Zanaya took so long to reply that the night insects began to buzz again around them, lit by the glow of the gravid moon, and he thought the conversation was over. Then she spoke, her words without tone. “Over the years, I’ve met people who knew her when she was a newborn adult. They say she was na?ve, soft, tender as they come.”
Sitting up, she put her arms around her knees, her hair a soft silvery waterfall down her back. “I can’t imagine her that way, no matter how I try. All I remember is her coldness, and how she taught me that the weak get crushed, that the world uses them up and spits them out.”
A smile without humor. “My father, when I met him as an adult, do you know what advice he gave me? To not allow life to become stagnant. It sounds like excellent advice for an immortal, doesn’t it?
“But for Camio, it applies to people, too. Get bored? Move on. Too broken? Move on. Too needy? Move on.” A sharp huff of sound. “Babies are needy. A child is needy. It’s as well he’s not one of our more fertile brethren and I’m his only offspring.”
Alexander sat up, frowned. “Was he Rzia’s first experience of love?”
“I don’t know. It may surprise you to learn that my mother and I aren’t close enough to discuss such intimacies.” Dry words. “But you see the stock from which I come. One who uses and discards without compunction. One who pickles herself in bitterness and obsession. Does it not scare you off?”
After the way they’d broken so savagely, Alexander took conscious care never to act in any way overbearing with Zanaya—her need to be free and independent was a storm.
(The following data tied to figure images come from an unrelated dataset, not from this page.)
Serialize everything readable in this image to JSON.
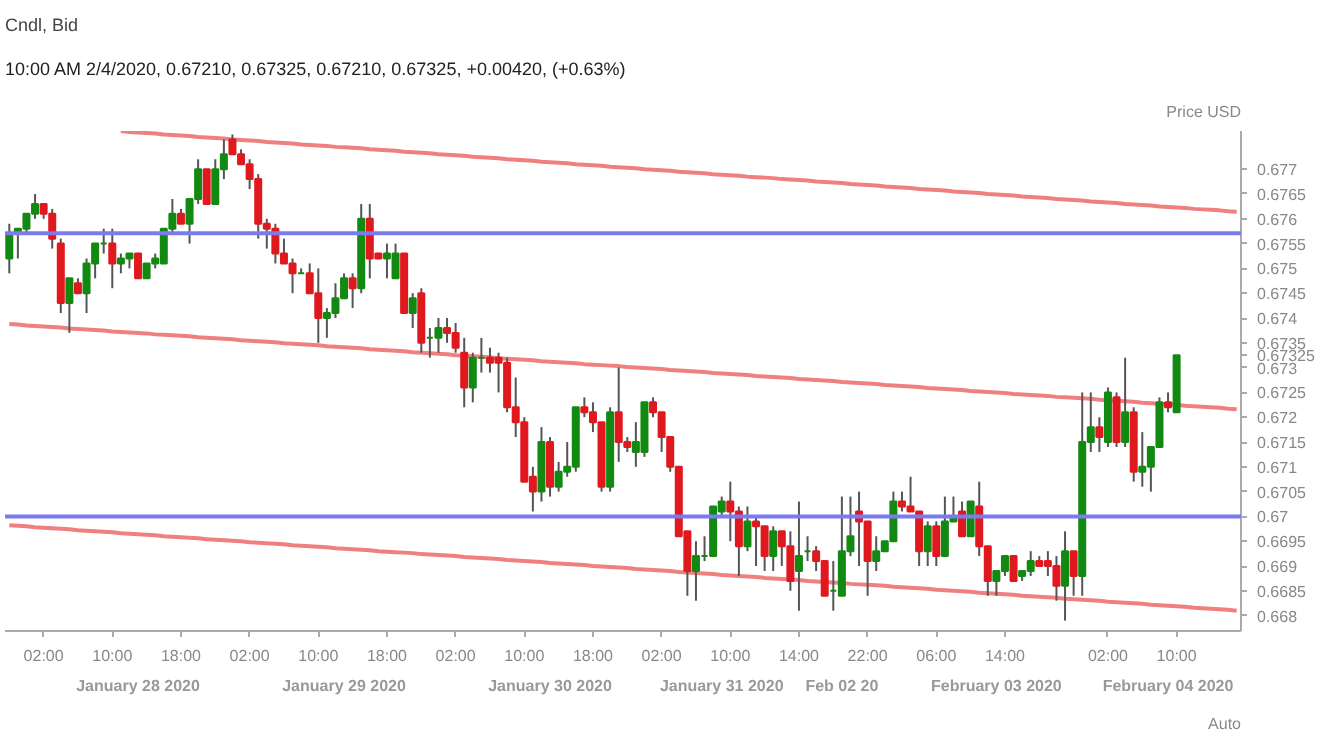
{
  "chart_data": {
    "type": "candlestick",
    "title": "Cndl, Bid",
    "subtitle": "10:00 AM 2/4/2020, 0.67210, 0.67325, 0.67210, 0.67325, +0.00420, (+0.63%)",
    "ylabel": "Price USD",
    "annotations": [
      "Auto",
      "January 28 2020",
      "January 29 2020",
      "January 30 2020",
      "January 31 2020",
      "Feb 02 20",
      "February 03 2020",
      "February 04 2020"
    ],
    "ylim": [
      0.66769,
      0.67777
    ],
    "categories": [
      null,
      null,
      null,
      null,
      "02:00",
      null,
      null,
      null,
      null,
      null,
      null,
      null,
      "10:00",
      null,
      null,
      null,
      null,
      null,
      null,
      null,
      "18:00",
      null,
      null,
      null,
      null,
      null,
      null,
      null,
      "02:00",
      null,
      null,
      null,
      null,
      null,
      null,
      null,
      "10:00",
      null,
      null,
      null,
      null,
      null,
      null,
      null,
      "18:00",
      null,
      null,
      null,
      null,
      null,
      null,
      null,
      "02:00",
      null,
      null,
      null,
      null,
      null,
      null,
      null,
      "10:00",
      null,
      null,
      null,
      null,
      null,
      null,
      null,
      "18:00",
      null,
      null,
      null,
      null,
      null,
      null,
      null,
      "02:00",
      null,
      null,
      null,
      null,
      null,
      null,
      null,
      "10:00",
      null,
      null,
      null,
      null,
      null,
      null,
      null,
      "14:00",
      null,
      null,
      null,
      null,
      null,
      null,
      null,
      "22:00",
      null,
      null,
      null,
      null,
      null,
      null,
      null,
      "06:00",
      null,
      null,
      null,
      null,
      null,
      null,
      null,
      "14:00",
      null,
      null,
      null,
      null,
      null,
      null,
      null,
      null,
      null,
      null,
      null,
      "02:00",
      null,
      null,
      null,
      null,
      null,
      null,
      null,
      "10:00",
      null,
      null,
      null,
      null,
      null,
      null,
      null
    ],
    "yticks": [
      0.668,
      0.6685,
      0.669,
      0.6695,
      0.67,
      0.6705,
      0.671,
      0.6715,
      0.672,
      0.6725,
      0.673,
      {
        "value": 0.67325,
        "label": "0.67325"
      },
      0.6735,
      0.674,
      0.6745,
      0.675,
      0.6755,
      0.676,
      0.6765,
      0.677
    ],
    "ref_lines": [
      {
        "axis": "y",
        "value": 0.67571,
        "color": "#7b7bef"
      },
      {
        "axis": "y",
        "value": 0.67,
        "color": "#7b7bef"
      }
    ],
    "series": [
      {
        "type": "line",
        "color": "#f08080",
        "values": [
          null,
          null,
          null,
          null,
          null,
          null,
          null,
          null,
          null,
          null,
          null,
          null,
          null,
          0.67777,
          0.67775,
          0.67774,
          0.67773,
          0.67772,
          0.6777,
          0.67769,
          0.67768,
          0.67767,
          0.67765,
          0.67764,
          0.67763,
          0.67762,
          0.6776,
          0.67759,
          0.67758,
          0.67757,
          0.67755,
          0.67754,
          0.67753,
          0.67752,
          0.6775,
          0.67749,
          0.67748,
          0.67747,
          0.67745,
          0.67744,
          0.67743,
          0.67742,
          0.6774,
          0.67739,
          0.67738,
          0.67737,
          0.67735,
          0.67734,
          0.67733,
          0.67732,
          0.6773,
          0.67729,
          0.67728,
          0.67727,
          0.67725,
          0.67724,
          0.67723,
          0.67722,
          0.6772,
          0.67719,
          0.67718,
          0.67717,
          0.67715,
          0.67714,
          0.67713,
          0.67712,
          0.6771,
          0.67709,
          0.67708,
          0.67707,
          0.67705,
          0.67704,
          0.67703,
          0.67702,
          0.677,
          0.67699,
          0.67698,
          0.67697,
          0.67695,
          0.67694,
          0.67693,
          0.67692,
          0.6769,
          0.67689,
          0.67688,
          0.67687,
          0.67685,
          0.67684,
          0.67683,
          0.67682,
          0.6768,
          0.67679,
          0.67678,
          0.67677,
          0.67675,
          0.67674,
          0.67673,
          0.67672,
          0.6767,
          0.67669,
          0.67668,
          0.67667,
          0.67665,
          0.67664,
          0.67663,
          0.67662,
          0.6766,
          0.67659,
          0.67658,
          0.67657,
          0.67655,
          0.67654,
          0.67653,
          0.67652,
          0.6765,
          0.67649,
          0.67648,
          0.67647,
          0.67645,
          0.67644,
          0.67643,
          0.67642,
          0.6764,
          0.67639,
          0.67638,
          0.67637,
          0.67635,
          0.67634,
          0.67633,
          0.67632,
          0.6763,
          0.67629,
          0.67628,
          0.67627,
          0.67625,
          0.67624,
          0.67623,
          0.67622,
          0.6762,
          0.67619,
          0.67618,
          0.67617,
          0.67615,
          0.67614
        ]
      },
      {
        "type": "line",
        "color": "#f08080",
        "values": [
          0.67388,
          0.67387,
          0.67385,
          0.67384,
          0.67383,
          0.67382,
          0.67381,
          0.67379,
          0.67378,
          0.67377,
          0.67376,
          0.67375,
          0.67373,
          0.67372,
          0.67371,
          0.6737,
          0.67369,
          0.67367,
          0.67366,
          0.67365,
          0.67364,
          0.67363,
          0.67361,
          0.6736,
          0.67359,
          0.67358,
          0.67357,
          0.67355,
          0.67354,
          0.67353,
          0.67352,
          0.67351,
          0.67349,
          0.67348,
          0.67347,
          0.67346,
          0.67345,
          0.67343,
          0.67342,
          0.67341,
          0.6734,
          0.67339,
          0.67337,
          0.67336,
          0.67335,
          0.67334,
          0.67333,
          0.67331,
          0.6733,
          0.67329,
          0.67328,
          0.67327,
          0.67325,
          0.67324,
          0.67323,
          0.67322,
          0.67321,
          0.67319,
          0.67318,
          0.67317,
          0.67316,
          0.67315,
          0.67313,
          0.67312,
          0.67311,
          0.6731,
          0.67309,
          0.67307,
          0.67306,
          0.67305,
          0.67304,
          0.67303,
          0.67301,
          0.673,
          0.67299,
          0.67298,
          0.67297,
          0.67295,
          0.67294,
          0.67293,
          0.67292,
          0.67291,
          0.67289,
          0.67288,
          0.67287,
          0.67286,
          0.67285,
          0.67283,
          0.67282,
          0.67281,
          0.6728,
          0.67279,
          0.67277,
          0.67276,
          0.67275,
          0.67274,
          0.67273,
          0.67271,
          0.6727,
          0.67269,
          0.67268,
          0.67267,
          0.67265,
          0.67264,
          0.67263,
          0.67262,
          0.67261,
          0.67259,
          0.67258,
          0.67257,
          0.67256,
          0.67255,
          0.67253,
          0.67252,
          0.67251,
          0.6725,
          0.67249,
          0.67247,
          0.67246,
          0.67245,
          0.67244,
          0.67243,
          0.67241,
          0.6724,
          0.67239,
          0.67238,
          0.67237,
          0.67235,
          0.67234,
          0.67233,
          0.67232,
          0.67231,
          0.67229,
          0.67228,
          0.67227,
          0.67226,
          0.67225,
          0.67223,
          0.67222,
          0.67221,
          0.6722,
          0.67219,
          0.67217,
          0.67216
        ]
      },
      {
        "type": "line",
        "color": "#f08080",
        "values": [
          0.66982,
          0.66981,
          0.6698,
          0.66978,
          0.66977,
          0.66976,
          0.66975,
          0.66974,
          0.66972,
          0.66971,
          0.6697,
          0.66969,
          0.66968,
          0.66966,
          0.66965,
          0.66964,
          0.66963,
          0.66962,
          0.6696,
          0.66959,
          0.66958,
          0.66957,
          0.66956,
          0.66954,
          0.66953,
          0.66952,
          0.66951,
          0.6695,
          0.66948,
          0.66947,
          0.66946,
          0.66945,
          0.66944,
          0.66942,
          0.66941,
          0.6694,
          0.66939,
          0.66938,
          0.66936,
          0.66935,
          0.66934,
          0.66933,
          0.66932,
          0.6693,
          0.66929,
          0.66928,
          0.66927,
          0.66926,
          0.66924,
          0.66923,
          0.66922,
          0.66921,
          0.6692,
          0.66918,
          0.66917,
          0.66916,
          0.66915,
          0.66914,
          0.66912,
          0.66911,
          0.6691,
          0.66909,
          0.66908,
          0.66906,
          0.66905,
          0.66904,
          0.66903,
          0.66902,
          0.669,
          0.66899,
          0.66898,
          0.66897,
          0.66896,
          0.66894,
          0.66893,
          0.66892,
          0.66891,
          0.6689,
          0.66888,
          0.66887,
          0.66886,
          0.66885,
          0.66884,
          0.66882,
          0.66881,
          0.6688,
          0.66879,
          0.66878,
          0.66876,
          0.66875,
          0.66874,
          0.66873,
          0.66872,
          0.6687,
          0.66869,
          0.66868,
          0.66867,
          0.66866,
          0.66864,
          0.66863,
          0.66862,
          0.66861,
          0.6686,
          0.66858,
          0.66857,
          0.66856,
          0.66855,
          0.66854,
          0.66852,
          0.66851,
          0.6685,
          0.66849,
          0.66848,
          0.66846,
          0.66845,
          0.66844,
          0.66843,
          0.66842,
          0.6684,
          0.66839,
          0.66838,
          0.66837,
          0.66836,
          0.66834,
          0.66833,
          0.66832,
          0.66831,
          0.6683,
          0.66828,
          0.66827,
          0.66826,
          0.66825,
          0.66824,
          0.66822,
          0.66821,
          0.6682,
          0.66819,
          0.66818,
          0.66816,
          0.66815,
          0.66814,
          0.66813,
          0.66812,
          0.6681
        ]
      }
    ],
    "ohlc": [
      [
        0.6752,
        0.6759,
        0.6749,
        0.6757
      ],
      [
        0.6757,
        0.6758,
        0.6752,
        0.6758
      ],
      [
        0.6758,
        0.6761,
        0.6757,
        0.6761
      ],
      [
        0.6761,
        0.6765,
        0.676,
        0.6763
      ],
      [
        0.6763,
        0.6763,
        0.676,
        0.6761
      ],
      [
        0.6761,
        0.6762,
        0.6754,
        0.6756
      ],
      [
        0.6755,
        0.6756,
        0.6741,
        0.6743
      ],
      [
        0.6743,
        0.6748,
        0.6737,
        0.6748
      ],
      [
        0.6747,
        0.6748,
        0.6745,
        0.6745
      ],
      [
        0.6745,
        0.6752,
        0.6741,
        0.6751
      ],
      [
        0.6751,
        0.6755,
        0.6748,
        0.6755
      ],
      [
        0.6755,
        0.6758,
        0.6753,
        0.6755
      ],
      [
        0.6755,
        0.6758,
        0.6746,
        0.6751
      ],
      [
        0.6751,
        0.6753,
        0.6749,
        0.6752
      ],
      [
        0.6752,
        0.6753,
        0.675,
        0.6753
      ],
      [
        0.6753,
        0.6753,
        0.6748,
        0.6748
      ],
      [
        0.6748,
        0.6751,
        0.6748,
        0.6751
      ],
      [
        0.6751,
        0.6753,
        0.675,
        0.6752
      ],
      [
        0.6751,
        0.6758,
        0.6751,
        0.6758
      ],
      [
        0.6758,
        0.6764,
        0.6757,
        0.6761
      ],
      [
        0.6761,
        0.6762,
        0.6759,
        0.6759
      ],
      [
        0.6759,
        0.6764,
        0.6755,
        0.6764
      ],
      [
        0.6764,
        0.6772,
        0.6763,
        0.677
      ],
      [
        0.677,
        0.677,
        0.6763,
        0.6763
      ],
      [
        0.6763,
        0.6772,
        0.6763,
        0.677
      ],
      [
        0.677,
        0.6776,
        0.6768,
        0.6773
      ],
      [
        0.6776,
        0.6777,
        0.6773,
        0.6773
      ],
      [
        0.6773,
        0.6774,
        0.6771,
        0.6771
      ],
      [
        0.6771,
        0.6772,
        0.6766,
        0.6768
      ],
      [
        0.6768,
        0.6769,
        0.6756,
        0.6759
      ],
      [
        0.6759,
        0.676,
        0.6754,
        0.6758
      ],
      [
        0.6758,
        0.6759,
        0.6751,
        0.6753
      ],
      [
        0.6753,
        0.6756,
        0.6751,
        0.6751
      ],
      [
        0.6751,
        0.6752,
        0.6745,
        0.6749
      ],
      [
        0.6749,
        0.675,
        0.6749,
        0.6749
      ],
      [
        0.6749,
        0.6751,
        0.6745,
        0.6745
      ],
      [
        0.6745,
        0.675,
        0.6735,
        0.674
      ],
      [
        0.674,
        0.6742,
        0.6736,
        0.6741
      ],
      [
        0.6741,
        0.6747,
        0.674,
        0.6744
      ],
      [
        0.6744,
        0.6749,
        0.6744,
        0.6748
      ],
      [
        0.6748,
        0.6749,
        0.6742,
        0.6746
      ],
      [
        0.6746,
        0.6763,
        0.6745,
        0.676
      ],
      [
        0.676,
        0.6763,
        0.6748,
        0.6752
      ],
      [
        0.6753,
        0.6753,
        0.6752,
        0.6752
      ],
      [
        0.6752,
        0.6755,
        0.6748,
        0.6753
      ],
      [
        0.6748,
        0.6755,
        0.6748,
        0.6753
      ],
      [
        0.6753,
        0.6753,
        0.6741,
        0.6741
      ],
      [
        0.6741,
        0.6745,
        0.6738,
        0.6744
      ],
      [
        0.6745,
        0.6746,
        0.6733,
        0.6735
      ],
      [
        0.6736,
        0.6738,
        0.6732,
        0.6736
      ],
      [
        0.6736,
        0.674,
        0.6733,
        0.6738
      ],
      [
        0.6738,
        0.674,
        0.6735,
        0.6737
      ],
      [
        0.6737,
        0.6739,
        0.6733,
        0.6734
      ],
      [
        0.6733,
        0.6736,
        0.6722,
        0.6726
      ],
      [
        0.6726,
        0.6733,
        0.6723,
        0.6732
      ],
      [
        0.6732,
        0.6736,
        0.6729,
        0.6732
      ],
      [
        0.6732,
        0.6734,
        0.6729,
        0.6731
      ],
      [
        0.6732,
        0.6733,
        0.6725,
        0.6731
      ],
      [
        0.6731,
        0.6732,
        0.6721,
        0.6722
      ],
      [
        0.6722,
        0.6728,
        0.6716,
        0.6719
      ],
      [
        0.6719,
        0.672,
        0.6707,
        0.6707
      ],
      [
        0.6708,
        0.671,
        0.6701,
        0.6705
      ],
      [
        0.6705,
        0.6718,
        0.6703,
        0.6715
      ],
      [
        0.6715,
        0.6716,
        0.6704,
        0.6706
      ],
      [
        0.6706,
        0.6711,
        0.6705,
        0.6709
      ],
      [
        0.6709,
        0.6715,
        0.6708,
        0.671
      ],
      [
        0.671,
        0.6722,
        0.6709,
        0.6722
      ],
      [
        0.6722,
        0.6724,
        0.672,
        0.6721
      ],
      [
        0.6721,
        0.6723,
        0.6717,
        0.6719
      ],
      [
        0.6719,
        0.6719,
        0.6705,
        0.6706
      ],
      [
        0.6706,
        0.6722,
        0.6705,
        0.6721
      ],
      [
        0.6721,
        0.673,
        0.6711,
        0.6715
      ],
      [
        0.6715,
        0.6716,
        0.6713,
        0.6714
      ],
      [
        0.6713,
        0.6719,
        0.671,
        0.6715
      ],
      [
        0.6713,
        0.6723,
        0.6712,
        0.6723
      ],
      [
        0.6723,
        0.6724,
        0.672,
        0.6721
      ],
      [
        0.6721,
        0.6721,
        0.6713,
        0.6716
      ],
      [
        0.6716,
        0.6716,
        0.6709,
        0.671
      ],
      [
        0.671,
        0.671,
        0.6696,
        0.6696
      ],
      [
        0.6697,
        0.6697,
        0.6684,
        0.6689
      ],
      [
        0.6689,
        0.6695,
        0.6683,
        0.6692
      ],
      [
        0.6692,
        0.6696,
        0.6691,
        0.6692
      ],
      [
        0.6692,
        0.6702,
        0.6692,
        0.6702
      ],
      [
        0.6701,
        0.6704,
        0.67,
        0.6703
      ],
      [
        0.6703,
        0.6707,
        0.6695,
        0.6701
      ],
      [
        0.6701,
        0.6702,
        0.6688,
        0.6694
      ],
      [
        0.6694,
        0.6702,
        0.6693,
        0.6699
      ],
      [
        0.6699,
        0.67,
        0.669,
        0.6698
      ],
      [
        0.6698,
        0.6698,
        0.6689,
        0.6692
      ],
      [
        0.6692,
        0.6698,
        0.6689,
        0.6697
      ],
      [
        0.6697,
        0.6697,
        0.669,
        0.6694
      ],
      [
        0.6694,
        0.6697,
        0.6685,
        0.6687
      ],
      [
        0.6689,
        0.6703,
        0.6681,
        0.6692
      ],
      [
        0.6693,
        0.6696,
        0.6691,
        0.6693
      ],
      [
        0.6693,
        0.6694,
        0.6689,
        0.6691
      ],
      [
        0.6691,
        0.6691,
        0.6684,
        0.6684
      ],
      [
        0.6685,
        0.6691,
        0.6681,
        0.6685
      ],
      [
        0.6684,
        0.6704,
        0.6684,
        0.6693
      ],
      [
        0.6693,
        0.6704,
        0.6692,
        0.6696
      ],
      [
        0.6701,
        0.6705,
        0.669,
        0.6699
      ],
      [
        0.6699,
        0.6699,
        0.6684,
        0.6691
      ],
      [
        0.6691,
        0.6696,
        0.6689,
        0.6693
      ],
      [
        0.6693,
        0.6695,
        0.6693,
        0.6695
      ],
      [
        0.6695,
        0.6705,
        0.6695,
        0.6703
      ],
      [
        0.6703,
        0.6705,
        0.6701,
        0.6702
      ],
      [
        0.6702,
        0.6708,
        0.6701,
        0.6701
      ],
      [
        0.6701,
        0.6701,
        0.669,
        0.6693
      ],
      [
        0.6693,
        0.6699,
        0.669,
        0.6698
      ],
      [
        0.6698,
        0.6699,
        0.669,
        0.6692
      ],
      [
        0.6692,
        0.6704,
        0.6692,
        0.6699
      ],
      [
        0.6699,
        0.6704,
        0.6699,
        0.67
      ],
      [
        0.6701,
        0.6703,
        0.6696,
        0.6696
      ],
      [
        0.6696,
        0.6703,
        0.6696,
        0.6703
      ],
      [
        0.6702,
        0.6707,
        0.6692,
        0.6694
      ],
      [
        0.6694,
        0.6694,
        0.6684,
        0.6687
      ],
      [
        0.6687,
        0.6689,
        0.6684,
        0.6689
      ],
      [
        0.6689,
        0.6692,
        0.6688,
        0.6692
      ],
      [
        0.6692,
        0.6692,
        0.6687,
        0.6687
      ],
      [
        0.6688,
        0.6689,
        0.6687,
        0.6689
      ],
      [
        0.6689,
        0.6693,
        0.6688,
        0.6691
      ],
      [
        0.6691,
        0.6692,
        0.669,
        0.669
      ],
      [
        0.6691,
        0.6693,
        0.6688,
        0.669
      ],
      [
        0.669,
        0.6692,
        0.6683,
        0.6686
      ],
      [
        0.6686,
        0.6697,
        0.6679,
        0.6693
      ],
      [
        0.6693,
        0.6693,
        0.6684,
        0.6688
      ],
      [
        0.6688,
        0.6725,
        0.6684,
        0.6715
      ],
      [
        0.6715,
        0.6725,
        0.6713,
        0.6718
      ],
      [
        0.6718,
        0.672,
        0.6713,
        0.6716
      ],
      [
        0.6715,
        0.6726,
        0.6714,
        0.6725
      ],
      [
        0.6724,
        0.6725,
        0.6714,
        0.6715
      ],
      [
        0.6715,
        0.6732,
        0.6714,
        0.6721
      ],
      [
        0.6721,
        0.6722,
        0.6707,
        0.6709
      ],
      [
        0.6709,
        0.6717,
        0.6706,
        0.671
      ],
      [
        0.671,
        0.6714,
        0.6705,
        0.6714
      ],
      [
        0.6714,
        0.6724,
        0.6714,
        0.6723
      ],
      [
        0.6723,
        0.6725,
        0.6721,
        0.6722
      ],
      [
        0.6721,
        0.67325,
        0.6721,
        0.67325
      ],
      null,
      null,
      null,
      null,
      null,
      null,
      null
    ]
  }
}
He couldn’t blame her. A number of years into their initial relationship, she’d shared that Rzia had wanted to raise her in total isolation, that she’d only settled in the hamlet and permitted Zanaya to interact with the warriors who lived there because of the fear she’d otherwise be ordered to return to the Refuge—which was a regular haunt of Camio’s.
Rzia had tried to stifle Zanaya’s spirit at every turn nonetheless, clip her wings. She might’ve told herself she was doing it for Zanaya’s own good, a twisted way to protect her, but it had been nothing of the kind. It had been the action of an angry woman who’d had no one on whom to expend her rage but a small and defenseless girl.
So yes, Alexander understood his Zani’s need for freedom above all things. He might’ve made a mess of it once, not comprehending the true depth of his lover’s scars, but no one had ever called Alexander a stupid man. So today, he made no demands; rather, he laid his heart at her feet and said, “Let me hold you, Zani. I need to hold you.”
For the first time in their life together, she didn’t argue, just tucked herself against his chest and let him wrap his arms and his wings around her. And for a moment in time under the moonlight, they were the best they could be to each other.